Edgar respirou fundo, virava as páginas com cuidado.
“Descobri que Edgar é casado com Marcela.
E que tem uma filha. Meu mundo desmoronou. Ele sempre me dizia que não havia nada entre eles.E agora surge casado… e pai.
Não suportei.
Tive uma crise forte de ansiedade na rua. Quando acordei, estava no hospital.
Como ele pôde fazer isso comigo? Como pôde ser tão cruel?
Depois de anos, aparece dizendo que vai cumprir promessas…quando a vida dele já seguiu. Eu te odeio, Edgar. Nunca vou te perdoar.”
Edgar permaneceu ali, em silêncio, olhando para o lago sem realmente enxergar nada. A garganta fechada. O peito ardendo.
— Eu te entendo… — sussurrou, a voz rouca. — No seu lugar, também não perdoaria.
Uma lágrima caiu no papel. Ele não se moveu para limpá-la.
Sentado ali no meio da cidade que nunca para, Edgar entendeu com clareza cruel que
Laura não ficou presa ao passado. Ela foi abandonada dentro dele.
“Cuidei da cachorrinha da Luna. Que loucura isso. Não sei como consegui respirar o mesmo ar que a Marcela, mas a menina não tem culpa de nada.
Edgar apareceu na clínica. Eu quis feri-lo. Falei mesmo que havia dormido com vários homens. Mas ele logo descobriu quando transamos. Ele estava tão carinhoso… e, por mais absurdo que seja admitir, eu adorei quando ele disse que não se importava, que eu estava o procurando neles.
Não demoramos muito juntos, mas o que vale não é o tempo, é a intensidade. Queria que a gente desse certo. Queria de verdade. Mas o destino não nos quer juntos.
Eu não vou mais esperar por ele. Vou matar esse amor que carrego há anos. Ele estragou tudo quando disse que, querendo ou não, agora eu ficaria com ele. Disse isso porque gozou em mim. Teve a coragem de falar que tínhamos feito nosso filho.

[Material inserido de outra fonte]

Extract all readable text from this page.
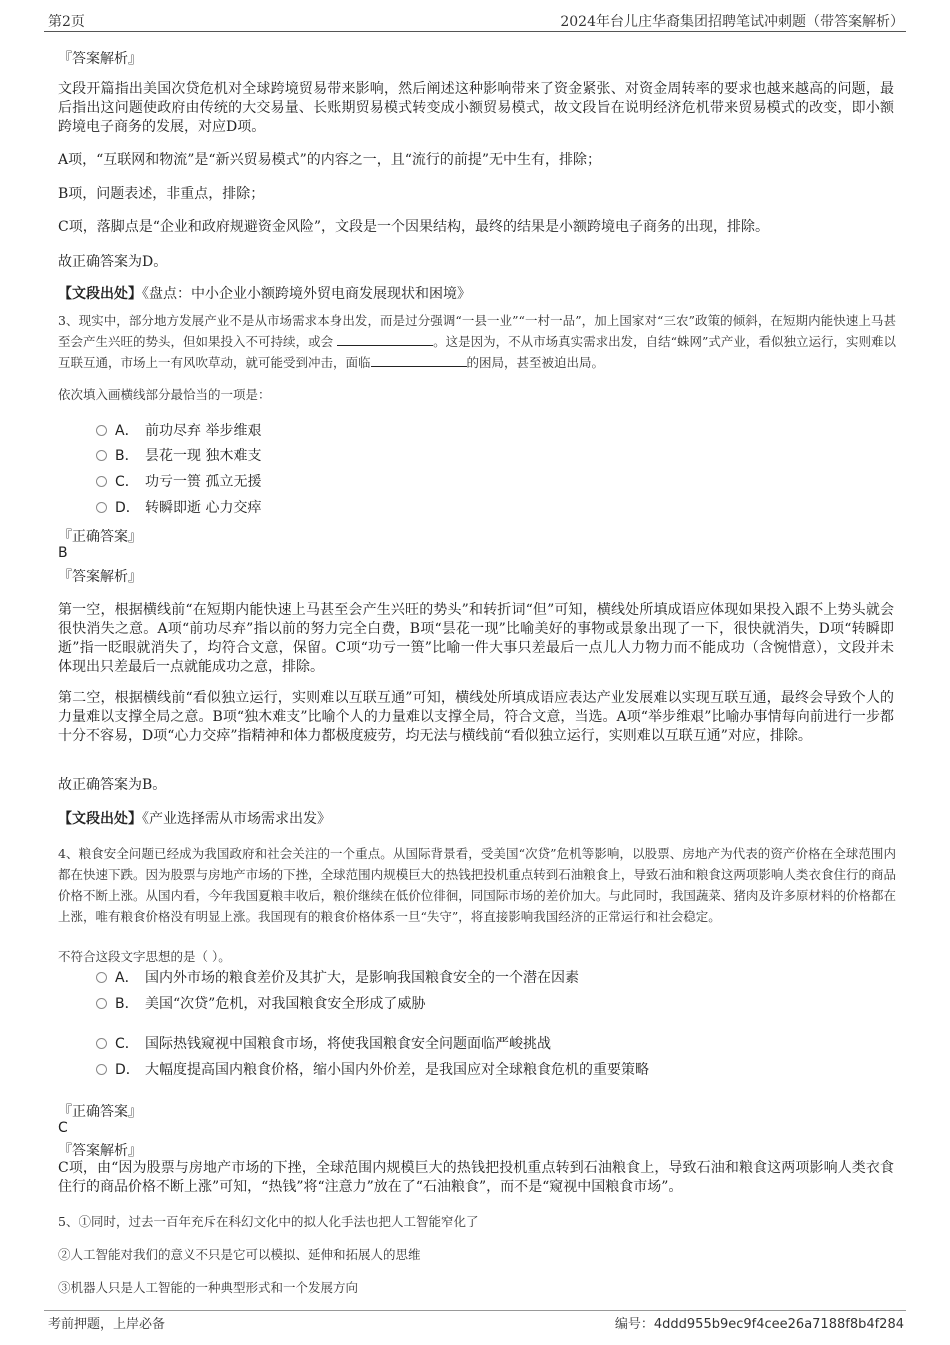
第2页	2024年台儿庄华裔集团招聘笔试冲刺题（带答案解析）
『答案解析』
文段开篇指出美国次贷危机对全球跨境贸易带来影响，然后阐述这种影响带来了资金紧张、对资金周转率的要求也越来越高的问题，最后指出这问题使政府由传统的大交易量、长账期贸易模式转变成小额贸易模式，故文段旨在说明经济危机带来贸易模式的改变，即小额跨境电子商务的发展，对应D项。
A项，“互联网和物流”是“新兴贸易模式”的内容之一，且“流行的前提”无中生有，排除；
B项，问题表述，非重点，排除；
C项，落脚点是“企业和政府规避资金风险”，文段是一个因果结构，最终的结果是小额跨境电子商务的出现，排除。
故正确答案为D。
【文段出处】《盘点：中小企业小额跨境外贸电商发展现状和困境》
3、现实中，部分地方发展产业不是从市场需求本身出发，而是过分强调“一县一业”“一村一品”，加上国家对“三农”政策的倾斜，在短期内能快速上马甚至会产生兴旺的势头，但如果投入不可持续，或会	。这是因为，不从市场真实需求出发，自结“蛛网”式产业，看似独立运行，实则难以互联互通，市场上一有风吹草动，就可能受到冲击，面临	的困局，甚至被迫出局。
依次填入画横线部分最恰当的一项是：
A． 前功尽弃 举步维艰
B． 昙花一现 独木难支
C． 功亏一篑 孤立无援
D． 转瞬即逝 心力交瘁
『正确答案』
B
『答案解析』
第一空，根据横线前“在短期内能快速上马甚至会产生兴旺的势头”和转折词“但”可知，横线处所填成语应体现如果投入跟不上势头就会很快消失之意。A项“前功尽弃”指以前的努力完全白费，B项“昙花一现”比喻美好的事物或景象出现了一下，很快就消失，D项“转瞬即逝”指一眨眼就消失了，均符合文意，保留。C项“功亏一篑”比喻一件大事只差最后一点儿人力物力而不能成功（含惋惜意），文段并未体现出只差最后一点就能成功之意，排除。
第二空，根据横线前“看似独立运行，实则难以互联互通”可知，横线处所填成语应表达产业发展难以实现互联互通，最终会导致个人的力量难以支撑全局之意。B项“独木难支”比喻个人的力量难以支撑全局，符合文意，当选。A项“举步维艰”比喻办事情每向前进行一步都十分不容易，D项“心力交瘁”指精神和体力都极度疲劳，均无法与横线前“看似独立运行，实则难以互联互通”对应，排除。
故正确答案为B。
【文段出处】《产业选择需从市场需求出发》
4、粮食安全问题已经成为我国政府和社会关注的一个重点。从国际背景看，受美国“次贷”危机等影响，以股票、房地产为代表的资产价格在全球范围内都在快速下跌。因为股票与房地产市场的下挫，全球范围内规模巨大的热钱把投机重点转到石油粮食上，导致石油和粮食这两项影响人类衣食住行的商品价格不断上涨。从国内看，今年我国夏粮丰收后，粮价继续在低价位徘徊，同国际市场的差价加大。与此同时，我国蔬菜、猪肉及许多原材料的价格都在上涨，唯有粮食价格没有明显上涨。我国现有的粮食价格体系一旦“失守”，将直接影响我国经济的正常运行和社会稳定。
不符合这段文字思想的是（ ）。
A． 国内外市场的粮食差价及其扩大，是影响我国粮食安全的一个潜在因素
B． 美国“次贷”危机，对我国粮食安全形成了威胁
C． 国际热钱窥视中国粮食市场，将使我国粮食安全问题面临严峻挑战
D． 大幅度提高国内粮食价格，缩小国内外价差，是我国应对全球粮食危机的重要策略
『正确答案』
C
『答案解析』
C项，由“因为股票与房地产市场的下挫，全球范围内规模巨大的热钱把投机重点转到石油粮食上，导致石油和粮食这两项影响人类衣食住行的商品价格不断上涨”可知，“热钱”将“注意力”放在了“石油粮食”，而不是“窥视中国粮食市场”。
5、①同时，过去一百年充斥在科幻文化中的拟人化手法也把人工智能窄化了
②人工智能对我们的意义不只是它可以模拟、延伸和拓展人的思维
③机器人只是人工智能的一种典型形式和一个发展方向
考前押题，上岸必备	编号：4ddd955b9ec9f4cee26a7188f8b4f284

Como assim? Será que ele não percebe o quanto isso me fere? Depois de mandar eu abortar, depois de me obrigar a tomar a pílula do dia seguinte, depois de ter tido uma filha com outra mulher… agora resolveu mudar de ideia? Agora quer um filho comigo?
Agora que é tarde demais. Como ele pode dizer que me respeita? Falei mesmo que matei nosso filho. E que faria novamente.

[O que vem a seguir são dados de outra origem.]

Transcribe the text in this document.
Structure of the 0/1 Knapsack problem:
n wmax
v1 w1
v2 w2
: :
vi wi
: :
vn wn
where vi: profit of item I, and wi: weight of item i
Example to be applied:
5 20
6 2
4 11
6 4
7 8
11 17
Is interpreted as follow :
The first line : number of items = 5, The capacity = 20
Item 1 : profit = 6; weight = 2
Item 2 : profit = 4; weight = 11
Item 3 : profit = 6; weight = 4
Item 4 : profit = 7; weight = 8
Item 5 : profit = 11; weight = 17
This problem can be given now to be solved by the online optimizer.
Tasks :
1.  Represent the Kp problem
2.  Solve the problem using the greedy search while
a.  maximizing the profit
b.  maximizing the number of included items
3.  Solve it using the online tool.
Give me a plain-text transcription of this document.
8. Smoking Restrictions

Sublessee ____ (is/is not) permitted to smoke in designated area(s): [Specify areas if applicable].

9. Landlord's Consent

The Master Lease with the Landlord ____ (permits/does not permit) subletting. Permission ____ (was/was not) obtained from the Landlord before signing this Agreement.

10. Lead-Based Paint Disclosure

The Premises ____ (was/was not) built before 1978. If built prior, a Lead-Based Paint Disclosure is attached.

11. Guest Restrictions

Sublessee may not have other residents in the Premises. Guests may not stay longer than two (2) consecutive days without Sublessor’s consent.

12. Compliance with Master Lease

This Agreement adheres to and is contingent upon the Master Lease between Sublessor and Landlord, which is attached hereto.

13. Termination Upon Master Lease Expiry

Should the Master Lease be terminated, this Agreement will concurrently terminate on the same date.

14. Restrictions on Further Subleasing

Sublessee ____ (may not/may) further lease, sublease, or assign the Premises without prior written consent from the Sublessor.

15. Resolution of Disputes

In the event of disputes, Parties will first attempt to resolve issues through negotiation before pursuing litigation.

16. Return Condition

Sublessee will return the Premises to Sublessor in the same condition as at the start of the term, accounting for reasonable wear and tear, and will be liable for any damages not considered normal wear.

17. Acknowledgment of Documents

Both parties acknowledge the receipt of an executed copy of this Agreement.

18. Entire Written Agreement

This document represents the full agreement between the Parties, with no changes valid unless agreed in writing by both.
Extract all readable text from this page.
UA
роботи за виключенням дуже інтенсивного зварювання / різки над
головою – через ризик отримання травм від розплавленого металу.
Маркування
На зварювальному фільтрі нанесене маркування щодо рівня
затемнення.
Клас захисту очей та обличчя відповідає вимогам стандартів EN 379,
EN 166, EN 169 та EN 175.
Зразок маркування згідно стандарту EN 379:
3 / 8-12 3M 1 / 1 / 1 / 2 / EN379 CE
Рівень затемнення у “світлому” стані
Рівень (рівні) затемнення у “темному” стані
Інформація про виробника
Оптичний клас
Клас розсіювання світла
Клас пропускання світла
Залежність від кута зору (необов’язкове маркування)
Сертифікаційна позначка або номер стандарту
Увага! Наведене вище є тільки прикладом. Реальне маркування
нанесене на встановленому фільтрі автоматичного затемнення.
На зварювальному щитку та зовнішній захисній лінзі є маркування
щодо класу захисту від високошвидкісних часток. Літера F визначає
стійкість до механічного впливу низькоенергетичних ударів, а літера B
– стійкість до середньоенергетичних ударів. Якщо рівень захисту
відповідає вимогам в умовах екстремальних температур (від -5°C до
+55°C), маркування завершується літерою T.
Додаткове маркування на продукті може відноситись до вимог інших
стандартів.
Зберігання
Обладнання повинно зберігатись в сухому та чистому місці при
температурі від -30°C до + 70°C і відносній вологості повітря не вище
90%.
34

Queria vê-lo sangrando… assim como eu estou sangrando.
Filho, me perdoa aí do céu, por ter falado isso. Mamãe nunca te mataria. Eu te queria mais do que tudo nessa vida. Eu sei que não tinha juízo nenhum, que teria que mudar e abrir mão de muitas coisas… mas faria isso por você.
Edgar, definitivamente eu te odeio.E quero você longe de mim.”
Ele fechou o diário contra o peito e apoiou a testa nele. O choro veio sofrido. Silencioso. Profundo. Não era desespero. Era luto.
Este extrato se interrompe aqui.